The very fact that God’s promise keeping reminds me of my promise breaking is a good thing. It’s an opportunity for grace to break into my life. In Christ God forgives me. By his Spirit he is changing me. The very fact that I’m troubled by my unfaithfulness is proof that his grace is at work under the surface of my life.

But Why…

But there’s more here. I know that God is a promise keeper, but why did he ever decide to become a promise maker? Why did he make that first promise to Adam, giving him hope after he had eaten from the tree? Why did he go public with Abram, showing him stars and promising him posterity? He wouldn’t have to keep his promises if he didn’t make them in the first place.

I know why I make promises. I make them to reassure my poor husband that this time I’m going to pay attention and remember to do what he asked. I make them to hold myself accountable. Past failures mean I owe a promise. Other times I make promises to delight someone I love, to reward them with a treat. “When you finish your dinner, we’re going out for ice cream.”

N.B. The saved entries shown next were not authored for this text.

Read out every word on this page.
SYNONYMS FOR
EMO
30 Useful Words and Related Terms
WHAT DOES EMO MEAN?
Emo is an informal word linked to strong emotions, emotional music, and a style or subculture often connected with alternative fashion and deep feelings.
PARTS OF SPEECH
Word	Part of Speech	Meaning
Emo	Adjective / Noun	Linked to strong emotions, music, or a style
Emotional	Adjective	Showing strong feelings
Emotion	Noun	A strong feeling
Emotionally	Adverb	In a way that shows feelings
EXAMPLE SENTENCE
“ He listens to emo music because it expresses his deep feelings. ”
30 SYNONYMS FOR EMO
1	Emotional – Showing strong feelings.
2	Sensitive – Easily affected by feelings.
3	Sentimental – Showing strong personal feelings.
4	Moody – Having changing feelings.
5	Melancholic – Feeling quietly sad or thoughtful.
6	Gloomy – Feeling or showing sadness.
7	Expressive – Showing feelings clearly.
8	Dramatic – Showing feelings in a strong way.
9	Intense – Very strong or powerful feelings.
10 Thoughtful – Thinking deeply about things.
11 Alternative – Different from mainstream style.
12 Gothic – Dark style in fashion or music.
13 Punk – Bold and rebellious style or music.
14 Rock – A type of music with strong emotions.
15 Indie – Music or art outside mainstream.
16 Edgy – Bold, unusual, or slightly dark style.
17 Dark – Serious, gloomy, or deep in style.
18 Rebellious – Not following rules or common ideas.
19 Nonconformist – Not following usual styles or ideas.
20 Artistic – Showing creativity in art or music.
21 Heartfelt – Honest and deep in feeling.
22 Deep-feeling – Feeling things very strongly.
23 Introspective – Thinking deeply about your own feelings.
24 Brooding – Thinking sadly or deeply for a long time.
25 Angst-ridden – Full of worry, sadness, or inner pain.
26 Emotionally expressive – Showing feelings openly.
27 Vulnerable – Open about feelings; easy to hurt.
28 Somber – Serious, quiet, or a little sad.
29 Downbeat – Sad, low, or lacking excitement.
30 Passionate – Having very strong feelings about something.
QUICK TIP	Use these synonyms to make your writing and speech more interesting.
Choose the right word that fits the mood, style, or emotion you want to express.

God doesn’t need to keep himself accountable. And he certainly doesn’t owe us anything. No, the only thing that constrains him is his own goodness. Sheer grace. God isn’t just faithful, he’s benevolent, so good that he delights to share his goodness with a world he created for that very purpose. And when we ruined his world, he stooped to assure us that his plan was still in place.

The Promise Maker

That’s why the author of Hebrews writes

So when God desired to show more convincingly to the heirs of the promise the unchangeable character of his purpose, he guaranteed it with an oath, so that by two unchangeable things, in which it is impossible for God to lie, we who have fled for refuge might have strong encouragement to hold fast to the hope set before us. Hebrews 6:17-18

Who is this lucky bunch, these “heirs of the promise”? Are they the ones who kept their promises and didn’t mess up his original plan? No, they are those who have fled for refuge to the Savior. They are the ones who have become heirs of Abraham by faith.

God wants to assure you and me that we aren’t just promise breakers, we are promise receivers. He wants to give us something to look forward to, a hope set before us.

That’s why. Grace.



2 comments on “Now Why Would God Promise That?

  1. Crystal M. says:

    Wonderful post! For me though, I fear that being concerned with my unfaithfulness isn’t always because I’m concerned with righteousness. Sometimes (more often than not?), it’s more to do with my pride, I think. I want to be right and good, but not necessarily righteous; for the sake of feeling better about myself, as ugly as that is. Do you think desire for what’s right, even when it’s for the wrong reason(s), is still a sign of God’s work in our hearts?

    • Rondi says:

      I’m with you Crystal. I’ve never had an unmixed motive, as far as I can tell ;). I do believe it’s evidence of his work in our lives when we want to do what’s right. It’s a way of saying yes to the beauty of his person, expressed in his law. I also believe motives matter. The right thing done for the wrong reason isn’t full righteousness (apparently Jonathan Edwards wrote about this, but I haven’t read it…). That said, Christ is also the Savoir of our motives. Only his were perfect, and faith in him lets us continue with imperfect, mixed-motive obedience, while he is busy deconstructing and reconstructing our motives, so that we will become more and more like him. One day you’ll say, “My goodness! I think I was faithful right then because I wanted to please God!” And that will be glorious.